5 tips for managing bipolar disorder in the workplace 

If you or somebody that you love is struggling with bipolar disorder, then chances are you are aware of just how much this can impact daily life, including at work.

We’ve compiled a list of our top tips for managing bipolar disorder in the workplace to help those having a difficult time. 

What is Bipolar?

Bipolar is a mental health condition that impacts an individual’s mood, resulting in extreme mood swings. 

These mood swings range from mania (high moods) to severe depression (low moods). 

Before being called bipolar disorder, this disorder used to be known as manic depression.

Bipolar disorder is not uncommon, affecting one in every fifty Australians. 

Most people develop bipolar disorders during their teenage years or early adulthood, but they can also develop later in life.

Symptoms of bipolar disorder can affect one’s feelings, thoughts, and behaviour. 

Mood episodes have a significant impact on many people’s lives daily. 

Having extreme highs or depression can make it challenging to maintain relationships, take care of yourself, work, and engage in social activities. 

Therefore, getting help is essential if mood changes affect your daily life.

What are the symptoms of bipolar?

Each case of bipolar may present differently but generally speaking, the symptoms of bipolar can be split into two categories. 

Those two categories are depressive symptoms and mania symptoms. 

Depressive symptoms may include:

  • Having a bad mood, feeling down, or feeling hopeless
  • Low energy
  • Lacking motivation
  • Loss of interest in previously enjoyable activities
  • Memory or concentration problems
  • A feeling of worthlessness or self-hatred
  • Excessive or insufficient appetite
  • Finding it difficult to sleep or sleeping too much
  • Suicidal thoughts or behaviours

Mania symptoms may include:

  • A feeling of extreme happiness or elation
  • Feeling very energetic
  • Fast-talking
  • A racing mind
  • Being full of exciting new ideas
  • Sleeping poorly
  • Not eating
  • Quickly becoming irritated or agitated
  • Concentration or focus problems
  • Making rash or risky decisions
  • Ignoring the consequences of big decisions
  • Spending a lot of money, gambling or consuming a lot of alcohol and drugs that you wouldn’t normally do

Tips for managing bipolar disorder in the workplace 

Aim for stable and regular hours 

Many people with bipolar disorders are attracted to project-oriented careers, where they are very busy for short periods of time. On the face of it, this makes sense as it fits in with the pace of the mental disorder. However, it provides too much chaos to the workplace in the long run and opting for consistent hours, and a regular work schedule is a far more manageable choice. Full-time hours can be too much for some people suffering from bipolar; if this is the case for you, consider taking on a part-time role with regular days or opting for a work-from-home option for some of your allocated work days. 

Make sure to take breaks 

Taking a break when feeling overwhelmed is a good idea for anyone, particularly those with bipolar disorders. It would be particularly beneficial if your workplace had break spaces and was close to outdoor areas where you could step into nature and take a moment to regenerate. It’s also a good idea to move around on your breaks, take a walk or take the stairs instead of the elevator. 

Have an open conversation with management 

It can benefit your company and you to talk to your HR and management team about living with bipolar disorder. This will allow the company to understand your behaviour, needs and expectations regarding your disorder. This is especially true during difficult times at work. In addition, a transparent relationship with your manager can help them support your mental health. If you don’t feel comfortable directly communicating with your manager, you may be able to request an HR meeting for this discussion instead.

Take your medications as prescribed.

Many people who have bipolar disorders are tempted to stop taking their medication when they are experiencing mania. This is often because they find themselves more productive in the workplace, full of ideas and energy. It is, however, important to always take your medications as prescribed; mania will lead to depression. 

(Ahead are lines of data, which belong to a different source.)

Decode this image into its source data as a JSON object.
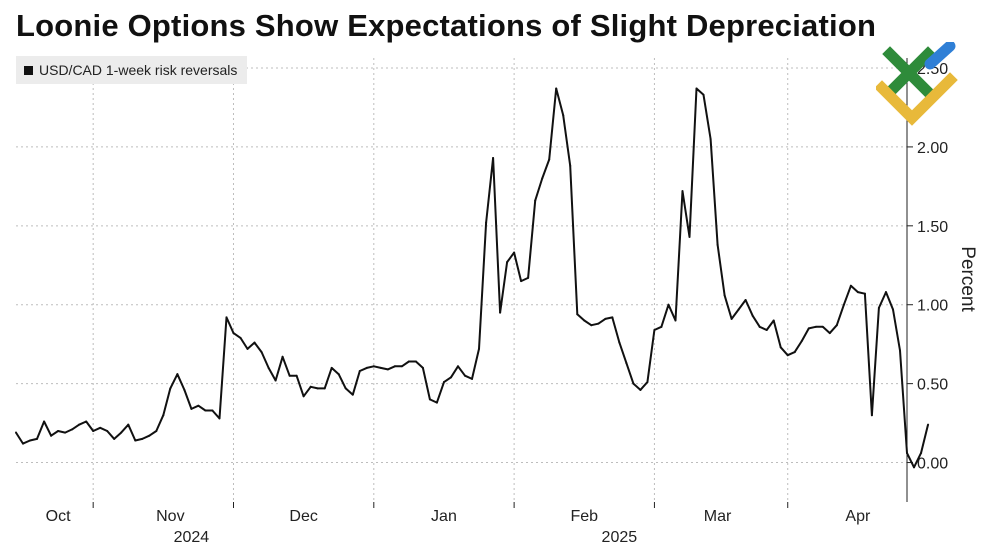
{
  "header": {
    "title": "Loonie Options Show Expectations of Slight Depreciation"
  },
  "legend": {
    "label": "USD/CAD 1-week risk reversals",
    "swatch_color": "#111111"
  },
  "logo": {
    "icon": "logo-icon",
    "colors": [
      "#2e8b3a",
      "#2f7fd6",
      "#e8b93a"
    ]
  },
  "chart_data": {
    "type": "line",
    "title": "Loonie Options Show Expectations of Slight Depreciation",
    "xlabel": "",
    "ylabel": "Percent",
    "ylim": [
      -0.25,
      2.5
    ],
    "y_ticks": [
      0,
      0.5,
      1,
      1.5,
      2,
      2.5
    ],
    "y_tick_labels": [
      "0.00",
      "0.50",
      "1.00",
      "1.50",
      "2.00",
      "2.50"
    ],
    "x_range": [
      0,
      127
    ],
    "x_ticks": [
      {
        "label": "Oct",
        "index": 6
      },
      {
        "label": "Nov",
        "index": 22
      },
      {
        "label": "Dec",
        "index": 41
      },
      {
        "label": "Jan",
        "index": 61
      },
      {
        "label": "Feb",
        "index": 81
      },
      {
        "label": "Mar",
        "index": 100
      },
      {
        "label": "Apr",
        "index": 120
      }
    ],
    "month_boundaries": [
      11,
      31,
      51,
      71,
      91,
      110
    ],
    "year_labels": [
      {
        "label": "2024",
        "index": 25
      },
      {
        "label": "2025",
        "index": 86
      }
    ],
    "grid": true,
    "legend_position": "top-left",
    "series": [
      {
        "name": "USD/CAD 1-week risk reversals",
        "values": [
          0.19,
          0.12,
          0.14,
          0.15,
          0.26,
          0.17,
          0.2,
          0.19,
          0.21,
          0.24,
          0.26,
          0.2,
          0.22,
          0.2,
          0.15,
          0.19,
          0.24,
          0.14,
          0.15,
          0.17,
          0.2,
          0.3,
          0.47,
          0.56,
          0.46,
          0.34,
          0.36,
          0.33,
          0.33,
          0.28,
          0.92,
          0.82,
          0.79,
          0.72,
          0.76,
          0.7,
          0.6,
          0.52,
          0.67,
          0.55,
          0.55,
          0.42,
          0.48,
          0.47,
          0.47,
          0.6,
          0.56,
          0.47,
          0.43,
          0.58,
          0.6,
          0.61,
          0.6,
          0.59,
          0.61,
          0.61,
          0.64,
          0.64,
          0.6,
          0.4,
          0.38,
          0.51,
          0.54,
          0.61,
          0.55,
          0.53,
          0.72,
          1.52,
          1.93,
          0.95,
          1.27,
          1.33,
          1.15,
          1.17,
          1.66,
          1.8,
          1.92,
          2.37,
          2.2,
          1.88,
          0.94,
          0.9,
          0.87,
          0.88,
          0.91,
          0.92,
          0.76,
          0.63,
          0.5,
          0.46,
          0.51,
          0.84,
          0.86,
          1.0,
          0.9,
          1.72,
          1.43,
          2.37,
          2.33,
          2.05,
          1.38,
          1.06,
          0.91,
          0.97,
          1.03,
          0.93,
          0.86,
          0.84,
          0.9,
          0.73,
          0.68,
          0.7,
          0.77,
          0.85,
          0.86,
          0.86,
          0.82,
          0.87,
          1.0,
          1.12,
          1.08,
          1.07,
          0.3,
          0.98,
          1.08,
          0.97,
          0.71,
          0.06,
          -0.03,
          0.06,
          0.24
        ]
      }
    ]
  }
}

Make sure you are getting support. 

To manage your health and overcome any challenges you might be facing, various supports and services are available. Among them are:

  • Mental health helplines – you can speak to a counsellor over the phone or via the internet.
  • Support groups – connect with other people who have similar experiences through support groups. Find out if there are any support groups in your area by asking your doctor.
  • The Disability Employment Services program – funded by the government, it helps people with an injury, illness, or disability find jobs, including those with bipolar disorder. A professional agency can assist you in finding meaningful employment and thriving at work.

If you are in a role that is not working for you, it may be a good idea to consider a new role.

Many workplaces can make reasonable adjustments for your disorder, and there’s no reason to put yourself through too much difficulty trying to work in a place that isn’t suited to your needs.

Professional agencies that provide disability employment services can help you find a role best suited to you and your needs.